If you're asking me about the *current* state of dub, I have to say I don't use it except to pull in code.dlang.org dependencies.  I.e., I find it only useful as a package manager and nothing else.  As a build system it does not support critical use cases that I need,[*] so I find it completely unusable.

[*] Specifically, these are not supported by the current version of dub AFAIK:

(1) Arbitrary codegen (i.e., build a subset of D files into helper
program H1, then invoke H1 on some data files to generate D code, then
compile the resulting D code into the final executable);

(2) Cross-compilation (e.g., Linux x86 host -> Android/ARM);

(3) Arbitrary preprocessing of data files (build a subset of D files into helper program H2, then invoke H2 on some data input files to produce final data files -- e.g., compress HTML/Javascript, rescale images, etc.);

(4) Building of deliverables (e.g., pack build products X,Y,Z into a
.zip file, or build/sign an APK, or build a Debian .deb package, etc.).

These are all non-trivial tasks, and I do not expect that dub will ever support all of them natively (though it would be nice if it allowed me to specify custom commands to accomplish such tasks!).  That's why I'm pushing for separating dub as a package manager from dub as a build tool.  The package manager's responsibility is to resolve dependencies, resolve version constraints, and download dependencies.  How these dependencies are built should be handled by a *real* build system that can handle (1) to (4) above.

That's why I'm proposing to encapsulate the task of building to a wrapper dub package that abstracts away the complexity.  At the end of the day, it just boils down to (1) you have a bunch of input files, (2) there's some command that transforms these input files into output files, and (3) these output files reside somewhere in the filesystem.

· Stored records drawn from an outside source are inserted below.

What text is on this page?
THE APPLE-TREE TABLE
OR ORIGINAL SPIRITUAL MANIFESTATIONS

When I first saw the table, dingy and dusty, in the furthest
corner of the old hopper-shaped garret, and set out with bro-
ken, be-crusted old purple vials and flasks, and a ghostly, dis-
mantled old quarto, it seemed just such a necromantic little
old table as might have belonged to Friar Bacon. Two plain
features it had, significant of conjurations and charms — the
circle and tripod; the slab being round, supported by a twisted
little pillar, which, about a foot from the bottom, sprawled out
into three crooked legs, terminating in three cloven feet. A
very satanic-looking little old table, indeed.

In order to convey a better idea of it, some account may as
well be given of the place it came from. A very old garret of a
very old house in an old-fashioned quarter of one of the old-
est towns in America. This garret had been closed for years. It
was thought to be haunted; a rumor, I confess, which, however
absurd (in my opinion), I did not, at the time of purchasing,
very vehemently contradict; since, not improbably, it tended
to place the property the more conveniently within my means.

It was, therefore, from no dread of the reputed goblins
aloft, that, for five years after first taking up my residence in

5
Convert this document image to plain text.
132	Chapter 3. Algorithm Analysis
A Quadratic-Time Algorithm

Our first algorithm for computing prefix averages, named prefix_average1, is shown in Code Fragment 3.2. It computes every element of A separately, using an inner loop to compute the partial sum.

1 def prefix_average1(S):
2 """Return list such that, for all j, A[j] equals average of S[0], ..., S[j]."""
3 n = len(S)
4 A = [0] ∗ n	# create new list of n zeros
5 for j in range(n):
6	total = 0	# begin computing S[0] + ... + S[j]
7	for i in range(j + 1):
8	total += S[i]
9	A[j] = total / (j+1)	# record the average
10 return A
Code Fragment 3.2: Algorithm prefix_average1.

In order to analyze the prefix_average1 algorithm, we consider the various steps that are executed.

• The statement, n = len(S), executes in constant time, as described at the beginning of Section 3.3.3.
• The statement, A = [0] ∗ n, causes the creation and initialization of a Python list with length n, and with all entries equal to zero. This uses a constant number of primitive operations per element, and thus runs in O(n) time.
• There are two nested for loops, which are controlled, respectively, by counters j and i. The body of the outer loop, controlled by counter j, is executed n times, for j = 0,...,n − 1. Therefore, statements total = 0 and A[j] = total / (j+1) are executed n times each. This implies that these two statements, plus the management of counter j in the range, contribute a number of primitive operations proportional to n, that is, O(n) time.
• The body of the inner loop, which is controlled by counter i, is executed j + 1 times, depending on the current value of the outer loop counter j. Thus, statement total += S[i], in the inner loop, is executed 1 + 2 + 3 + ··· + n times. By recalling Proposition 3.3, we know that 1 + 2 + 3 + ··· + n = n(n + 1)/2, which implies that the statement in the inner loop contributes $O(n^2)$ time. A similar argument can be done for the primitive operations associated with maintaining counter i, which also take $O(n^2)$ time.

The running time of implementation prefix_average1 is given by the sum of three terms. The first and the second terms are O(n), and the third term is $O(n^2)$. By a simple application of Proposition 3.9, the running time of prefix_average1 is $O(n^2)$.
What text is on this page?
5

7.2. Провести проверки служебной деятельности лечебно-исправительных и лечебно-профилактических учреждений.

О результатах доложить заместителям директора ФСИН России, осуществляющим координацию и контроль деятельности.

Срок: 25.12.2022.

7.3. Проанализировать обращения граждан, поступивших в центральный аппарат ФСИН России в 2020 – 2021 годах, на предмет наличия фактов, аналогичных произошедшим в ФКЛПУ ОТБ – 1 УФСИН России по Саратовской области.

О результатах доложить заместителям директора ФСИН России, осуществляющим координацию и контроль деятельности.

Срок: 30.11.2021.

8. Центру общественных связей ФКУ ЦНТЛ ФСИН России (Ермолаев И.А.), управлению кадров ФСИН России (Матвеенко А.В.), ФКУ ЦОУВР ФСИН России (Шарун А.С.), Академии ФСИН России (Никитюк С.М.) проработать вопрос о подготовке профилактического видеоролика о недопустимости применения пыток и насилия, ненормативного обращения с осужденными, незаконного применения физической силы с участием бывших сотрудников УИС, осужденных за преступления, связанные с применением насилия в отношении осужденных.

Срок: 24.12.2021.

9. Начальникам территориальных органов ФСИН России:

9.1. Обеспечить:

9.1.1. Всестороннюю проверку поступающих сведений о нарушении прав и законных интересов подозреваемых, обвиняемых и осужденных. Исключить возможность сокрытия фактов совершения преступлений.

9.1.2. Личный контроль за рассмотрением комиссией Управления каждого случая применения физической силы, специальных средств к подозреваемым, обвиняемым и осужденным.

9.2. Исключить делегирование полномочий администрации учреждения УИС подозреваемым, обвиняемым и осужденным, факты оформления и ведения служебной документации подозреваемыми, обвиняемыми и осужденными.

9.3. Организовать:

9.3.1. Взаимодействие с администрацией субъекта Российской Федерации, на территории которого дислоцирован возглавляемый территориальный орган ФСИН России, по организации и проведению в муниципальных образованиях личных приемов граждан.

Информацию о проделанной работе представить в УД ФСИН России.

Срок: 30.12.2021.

As long as you're told where the output files in (3) are, you know enough to use this package.  What goes on inside (2) is irrelevant; said command can be arbitrarily complex -- it can be an entire build system, for example, that consists of many subcommmands -- but a package manager doesn't need to (and shouldn't) care about such details.


> > It would help if somebody can provide a concrete example of a complex dependency graph that requires anything more than a straightforward topological walk.
> 
> I don't know if I understand you right, but probably having some generated code, or calling shell scripts with side-effects already complicates the problem enough.

This is only a problem if you're conflating package management with a build system.  If you tackle solely the problem of package management, then these are not problems at all.  As far as a package manager is concerned, you have a root package P that has dependencies on some packages A, B, C, that in turn depend on other packages D, E, F.  Your job as package manager is to figure out which version(s) of A, B, C, D, E, F to download.  Each package is an arbitrary collection of files, with an associated command that transforms these files into build products.  All you need to know is a string containing the command that performs this transformation, and a list of paths to the build product(s).  You don't care what files are in the package, really.  For all you care they could be a bunch of URIs that point to remote objects, or a bunch of encrypted data files, or a .zip file of an entire OS. None of that is relevant.  All that matters is that there's a command (specified within the package itself) that tells you how to transform said files into the build products.  You just run this command and let it do its job -- how, you don't care.  As long as the command produces the build products, that's good enough.  Once it's done, you just query for the path(s) to the build products, and use that in the next node up the dependency tree.

It's not the package manager's job to stick its grubby hands into the dirty details of the actual build process.


T

-- 
ASCII stupid question, getty stupid ANSI.